Insightful piece, hence the name "Resource Insights", I suppose! This line caught my eye, in particular:

"It is the fear of change and the fear of loss which is holding us back from truly addressing the existential threat of climate change."



And so one must ask why loss and change send such reverberations of fear into our society? I think it has to do with collective self-identity, which is a fragile construct in need of constant affirmation. We are good, we are right - look what we've accomplished. And so change per se is tantamount to the acknowledgement that we are wrong and have been wrong all along. Progress, as currently understood, is supposed to be a one-way street, deterministic, inexorable. Clive Hamilton, in his book "Requiem for a Species" deals with with this psychologically induced affliction of character in an entire chapter entitled "The Consumer Self".

The current interpretation of progress is firmly rooted in material progress, and that is the heart of the issue, because as we of the choir all well know, the relentless acceleration of material progress is simply incongruent with limits. This is so simple to acknowledge (notice I did not say "believe"!), yet this acknowledgement itself is seen as an existential threat. We can spill as much well-intentioned ink or transmit as many electrons as we might in the name of reasonable argument and discourse, but we are unlikely to penetrate the solidified amber of current societal consciousness.

This is why, in most public discourse, all the legitimate and approved discussion swirls around within the circumscribed frame of abstraction, number and measure, statistics, data and metrics. Even as climate change is a "wicked problem", nestled within a hierarchy of other wicked problems (overshoot itself being the patriarch of the family!), we approach it from a limited, insufficient perspective, as though it was simply an engineering or managerial issue.
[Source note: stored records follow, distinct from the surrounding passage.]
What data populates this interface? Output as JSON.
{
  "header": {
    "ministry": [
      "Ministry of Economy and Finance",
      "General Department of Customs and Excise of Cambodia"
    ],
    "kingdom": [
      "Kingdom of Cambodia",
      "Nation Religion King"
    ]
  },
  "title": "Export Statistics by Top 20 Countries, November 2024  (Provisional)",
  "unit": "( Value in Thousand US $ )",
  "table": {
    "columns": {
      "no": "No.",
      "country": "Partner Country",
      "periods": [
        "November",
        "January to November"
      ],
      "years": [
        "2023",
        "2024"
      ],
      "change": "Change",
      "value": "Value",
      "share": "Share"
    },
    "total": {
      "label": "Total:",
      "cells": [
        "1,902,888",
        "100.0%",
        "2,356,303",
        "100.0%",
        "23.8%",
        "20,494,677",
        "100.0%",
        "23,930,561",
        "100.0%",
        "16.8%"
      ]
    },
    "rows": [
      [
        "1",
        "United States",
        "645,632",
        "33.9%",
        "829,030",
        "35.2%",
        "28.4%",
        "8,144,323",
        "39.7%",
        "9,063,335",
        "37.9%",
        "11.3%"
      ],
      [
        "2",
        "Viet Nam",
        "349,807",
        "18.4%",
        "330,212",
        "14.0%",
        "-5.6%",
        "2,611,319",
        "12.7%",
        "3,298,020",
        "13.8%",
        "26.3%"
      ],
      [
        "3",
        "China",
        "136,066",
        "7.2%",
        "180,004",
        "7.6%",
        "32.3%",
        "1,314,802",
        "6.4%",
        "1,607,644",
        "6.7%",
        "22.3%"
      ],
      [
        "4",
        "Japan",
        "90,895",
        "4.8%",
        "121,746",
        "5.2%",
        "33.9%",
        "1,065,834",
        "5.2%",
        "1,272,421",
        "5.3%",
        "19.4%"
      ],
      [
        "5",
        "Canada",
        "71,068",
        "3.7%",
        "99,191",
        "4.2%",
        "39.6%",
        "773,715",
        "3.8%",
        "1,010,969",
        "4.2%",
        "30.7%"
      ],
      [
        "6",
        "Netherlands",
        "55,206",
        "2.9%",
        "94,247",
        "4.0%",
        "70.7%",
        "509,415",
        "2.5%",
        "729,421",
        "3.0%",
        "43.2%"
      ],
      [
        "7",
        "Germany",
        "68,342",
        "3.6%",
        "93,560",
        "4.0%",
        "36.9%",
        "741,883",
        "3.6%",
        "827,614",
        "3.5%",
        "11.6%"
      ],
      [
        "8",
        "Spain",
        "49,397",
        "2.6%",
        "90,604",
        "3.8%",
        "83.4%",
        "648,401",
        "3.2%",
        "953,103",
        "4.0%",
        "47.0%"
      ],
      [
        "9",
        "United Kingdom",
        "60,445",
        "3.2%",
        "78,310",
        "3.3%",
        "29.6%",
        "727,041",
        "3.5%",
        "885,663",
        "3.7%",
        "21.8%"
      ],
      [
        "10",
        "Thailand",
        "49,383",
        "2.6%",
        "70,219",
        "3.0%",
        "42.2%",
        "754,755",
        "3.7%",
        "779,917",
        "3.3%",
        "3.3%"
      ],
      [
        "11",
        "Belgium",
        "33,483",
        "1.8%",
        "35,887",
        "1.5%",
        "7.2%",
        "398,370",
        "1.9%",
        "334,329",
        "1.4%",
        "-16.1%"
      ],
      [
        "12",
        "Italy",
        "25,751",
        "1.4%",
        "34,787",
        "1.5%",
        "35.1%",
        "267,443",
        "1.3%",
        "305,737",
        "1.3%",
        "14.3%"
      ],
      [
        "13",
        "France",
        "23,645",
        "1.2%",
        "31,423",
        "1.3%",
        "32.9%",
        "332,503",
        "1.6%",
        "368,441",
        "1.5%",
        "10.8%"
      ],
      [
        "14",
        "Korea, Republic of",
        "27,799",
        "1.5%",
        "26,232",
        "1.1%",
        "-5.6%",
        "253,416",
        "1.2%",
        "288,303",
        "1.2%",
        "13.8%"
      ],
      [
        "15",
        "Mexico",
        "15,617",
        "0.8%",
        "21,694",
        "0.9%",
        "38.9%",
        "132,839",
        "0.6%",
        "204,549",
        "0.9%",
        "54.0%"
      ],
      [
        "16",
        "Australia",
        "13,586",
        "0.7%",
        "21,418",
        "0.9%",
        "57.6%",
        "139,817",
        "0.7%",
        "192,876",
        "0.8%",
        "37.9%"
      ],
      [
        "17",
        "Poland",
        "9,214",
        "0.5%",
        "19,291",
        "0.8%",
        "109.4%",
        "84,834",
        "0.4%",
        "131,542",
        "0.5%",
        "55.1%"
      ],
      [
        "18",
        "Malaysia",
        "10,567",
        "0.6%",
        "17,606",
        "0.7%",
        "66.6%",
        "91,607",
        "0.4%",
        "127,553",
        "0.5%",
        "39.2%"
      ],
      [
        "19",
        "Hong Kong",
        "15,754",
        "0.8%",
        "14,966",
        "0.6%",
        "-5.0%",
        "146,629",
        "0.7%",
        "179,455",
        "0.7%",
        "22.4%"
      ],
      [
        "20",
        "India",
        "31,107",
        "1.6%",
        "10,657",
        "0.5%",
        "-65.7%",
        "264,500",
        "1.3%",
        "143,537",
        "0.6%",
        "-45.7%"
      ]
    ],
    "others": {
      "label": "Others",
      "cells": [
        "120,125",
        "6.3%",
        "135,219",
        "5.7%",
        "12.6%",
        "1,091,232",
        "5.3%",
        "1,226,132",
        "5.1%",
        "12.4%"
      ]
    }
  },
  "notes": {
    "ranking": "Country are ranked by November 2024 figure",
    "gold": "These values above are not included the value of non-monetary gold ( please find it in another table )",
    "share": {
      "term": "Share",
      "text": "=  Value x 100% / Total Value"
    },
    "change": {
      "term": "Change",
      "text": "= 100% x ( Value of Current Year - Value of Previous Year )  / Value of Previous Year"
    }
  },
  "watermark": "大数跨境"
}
I find it ironic and strangely revealing that in recent public chatter regarding "refugees" or "terrorists", out comes the "values" card. But somehow, in equivalent discussions about climate change, it's all number and measure and certainly not "our values". What kind of publicly embodied schizophrenia is this? If we did invoke "our values", we might run the risk of seeing that "our values" are in large part the root cause of the apparently insoluble problem. And so we rationalize obfuscation, extend and pretend, and carry on with our lives such as they are.

Chris Kuykendall said...

Personally, I don't think climate change is or should be our grand narrative. Rather, unchecked overpopulation is a grand narrative that drives increased fossil-fuel use (thus CO2 and methane emissions), accelerated mineral extraction, forest clearing, species endangerment, aquifer depletion, and so on. U.S. environmentalists have tended to adopt climate change conceptually as THE overarching anti-conservationist bogeyman, while having almost nary a peep to say constructively about three billion becoming four billion becoming five billion becoming six billion becoming seven billion with more on the way. The climate change focus seems to me a way to blame oil companies, Keystone pipeliners, climate denialists, Republican presidential candidates, etc., thereby avoiding Pogo blaming. ("We have met the enemy, and he is us.") Climate change is very much a big deal, but it's not the only big deal. (We were very fortunate, for instance, to get the ozone layer issue reasonably under control.) 1970s environmentalism had a much better and broader conservationist perspective than we have now. In my humble opinion.